Bizler tarihe karşı sorumluluğu olan insanlarız. Kişisel ikbal kaygıları ve siyasi hesaplar üzerinden konuşamayız. Üç beş oy veya anayasa değişikliği için gerekli nisabı tamamlamak, Tayyip Erdoğan'ı bir kere daha cumhurbaşkanlığına aday yapmak uğruna, İnandığımız değerlerden vazgeçip, İhanete el uzatmak düşüklüğüne katlanamayız. Yüz yüze olduğumuz şey, 106 yıl önce yaşadığımız işgal günlerinden farklı olarak düşmanın sancağıyla, ordusuyla gelip, Mermisini ve süngüsünü kalbimize nişanlaması değildir. Türk'ü, Türk'ün sancağıyla; Türk'ü, Türk'ün sözüyle vurmaktır söz konusu olan.

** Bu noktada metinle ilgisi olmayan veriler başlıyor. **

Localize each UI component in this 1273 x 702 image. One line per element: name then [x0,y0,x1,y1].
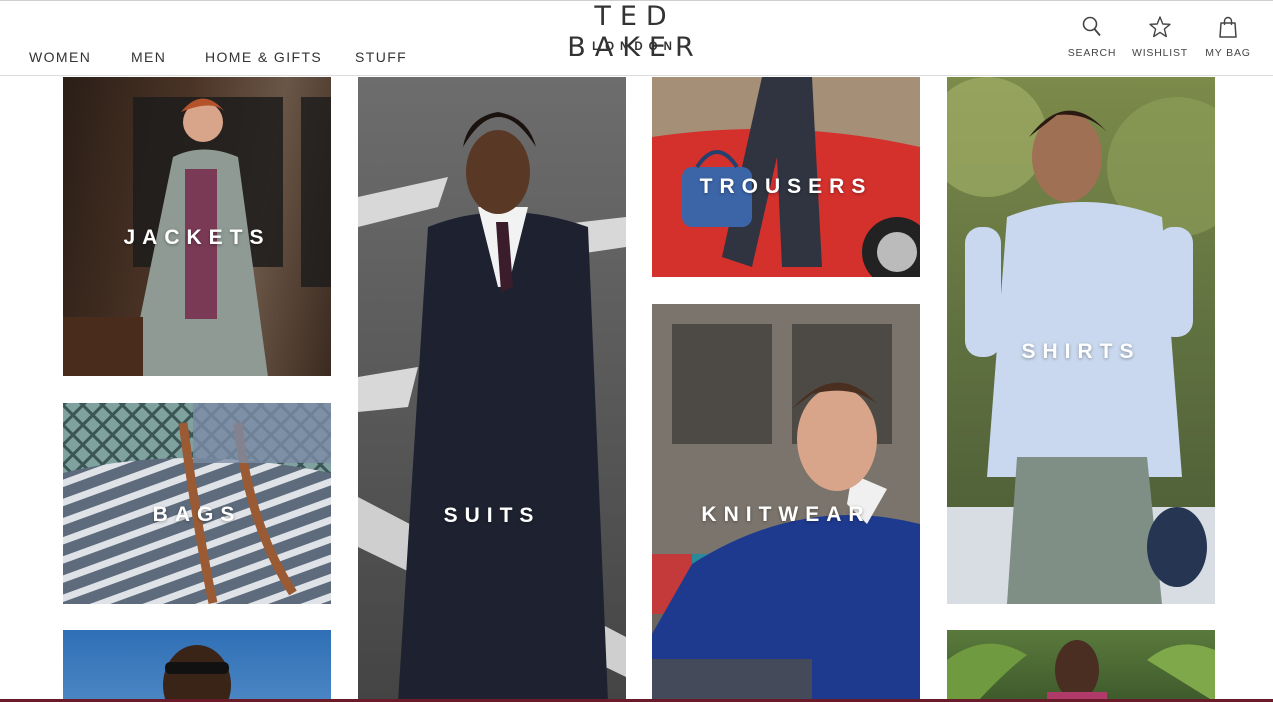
tile-label-shirts: SHIRTS [1021,340,1141,363]
tile-label-trousers: TROUSERS [699,175,873,198]
sunglasses-photo [163,645,231,702]
polo-photo [947,640,1215,702]
category-tile-suits[interactable]: SUITS [358,77,626,702]
bag-button[interactable]: MY BAG [1193,15,1263,59]
category-tile-shirts[interactable]: SHIRTS [947,77,1215,604]
suits-photo [358,112,626,702]
category-tile-bags[interactable]: BAGS [63,403,331,604]
category-tile-polo[interactable] [947,630,1215,702]
search-button[interactable]: SEARCH [1057,15,1127,59]
logo-subtitle: LONDON [592,41,678,53]
wishlist-label: WISHLIST [1132,47,1188,59]
wishlist-button[interactable]: WISHLIST [1125,15,1195,59]
shopping-bag-icon [1219,16,1237,38]
category-tile-knitwear[interactable]: KNITWEAR [652,304,920,702]
category-tile-sunglasses[interactable] [63,630,331,702]
nav-item-men[interactable]: MEN [131,49,166,65]
site-header: WOMEN MEN HOME & GIFTS STUFF TED BAKER L… [0,0,1273,76]
tile-label-bags: BAGS [152,503,242,526]
tile-label-jackets: JACKETS [123,226,271,249]
tile-label-knitwear: KNITWEAR [701,503,871,526]
tile-label-suits: SUITS [443,504,541,527]
search-label: SEARCH [1067,47,1117,59]
category-tile-trousers[interactable]: TROUSERS [652,77,920,277]
star-icon [1149,16,1171,38]
nav-item-home-gifts[interactable]: HOME & GIFTS [205,49,322,65]
category-tile-jackets[interactable]: JACKETS [63,77,331,376]
bag-label: MY BAG [1205,47,1251,59]
logo-wordmark: TED BAKER [567,1,703,63]
nav-item-stuff[interactable]: STUFF [355,49,407,65]
nav-item-women[interactable]: WOMEN [29,49,91,65]
search-icon [1082,16,1101,37]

"RÜYAMDA BİLE GÖREBİLECEĞİM BİR ŞEY DEĞİL"
Allah yukarıda şahit, bu ülkenin geleceğini, bu milletin istikbalini, bu devletin bekasını Devlet Bahçeli'ye karşı savunacak olmak rüyamda bile görebileceğim bir şey değil. Tarihte yaşadığımız ihanetlerin en büyüğü, en alçakçası ve en güçlüsüdür. Bu noktada, 15 Temmuz'dan öğrendikleri ihanet yöntemleri ile 1918'in işgal günlerinden aldığı kesin olan feyz birleşmektedir. Cumhuriyet'in bölünmez bütünlüğüne vakfetmiş rahmetli Alparslan Türkeş'in partisini sarayın vesayetine bağlamış işbirlikçiler de, büyük bir gafletin içerisinde, korkunç bir ihanetin sesi olmuşlardır."
"BURASI ATATÜRK'ÜN MECLİS'İ"
Bu ülkenin geleceğini, bu devletin bekasını Devlet Bahçeli'ye karşı savunuyor olmak rüyamda bile göremeyeceğim bir şeydir. Hadi oradan. Burası Mustafa Kemal Atatürk'ün meclisi. Burası Türkiye Cumhuriyeti'nin kurulduğu yer. Bizim cesetlerimizi çiğnemeden bu cani, Meclis'e giremez."